Questa elezione di Trump non fa eccezione. Siamo in una società in cui l’emozione determina la scelta di voto, ma comprendere a fondo quelle emozioni richiede tempo e strumenti che stiamo perdendo, come le relazioni autentiche di una volta. Faticare a trovare una copia cartacea del giornale mi ha fatto ricordare la difficoltà nel mandare una cartolina. Oggi trovare carta da lettere o francobolli è un’impresa anche in Italia. In Libano, persino sotto le bombe, è stato più semplice: c’era un negozio con delle cartoline e un ufficio postale, e tutti sapevano dove si trovassero.
Il risultato di queste elezioni ci fa capire che saremo accompagnati nel futuro da figure come Peter Thiel ed Elon Musk. La tecnologia sempre più invasiva riduce lo spazio per i sentimenti profondi. I ricordi comuni sono importanti, e altrettanto lo è lo sforzo per costruirli. L’umanità sembra aver lasciato la propria anima in maggese, in attesa di una consapevolezza che ignora. La tecnologia ha portato progresso e prosperità, ma ha anche impoverito le nostre relazioni, al punto che ci rendiamo conto di capire sempre meno i nostri figli adolescenti, preferendo mandare loro un messaggio invece di ascoltarli davvero.

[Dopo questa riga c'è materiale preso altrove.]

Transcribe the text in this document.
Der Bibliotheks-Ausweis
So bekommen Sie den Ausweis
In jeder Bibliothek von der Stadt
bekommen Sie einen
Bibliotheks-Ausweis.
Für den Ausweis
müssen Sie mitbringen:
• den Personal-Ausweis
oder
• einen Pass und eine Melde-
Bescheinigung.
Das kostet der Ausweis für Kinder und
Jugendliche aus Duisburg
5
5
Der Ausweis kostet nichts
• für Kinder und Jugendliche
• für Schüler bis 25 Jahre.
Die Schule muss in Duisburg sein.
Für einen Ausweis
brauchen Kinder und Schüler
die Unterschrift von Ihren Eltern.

I personaggi della Silicon Valley dichiarano progetti di rinnovamento, ma anche con tutte le buone intenzioni, è chiaro che contribuiranno a robotizzare gli esseri umani. Le nostre anime non riescono a tenere il passo con lo sviluppo tecnologico: abbiamo bisogno di fermarci, pensare e sentirci amati. Le ultime elezioni americane sono uno specchio di questi tempi e dovremmo farne tesoro. L’Europa aspetta ancora un leader del calibro di Konrad Adenauer, capace di unire, o di Winston Churchill, capace di decidere.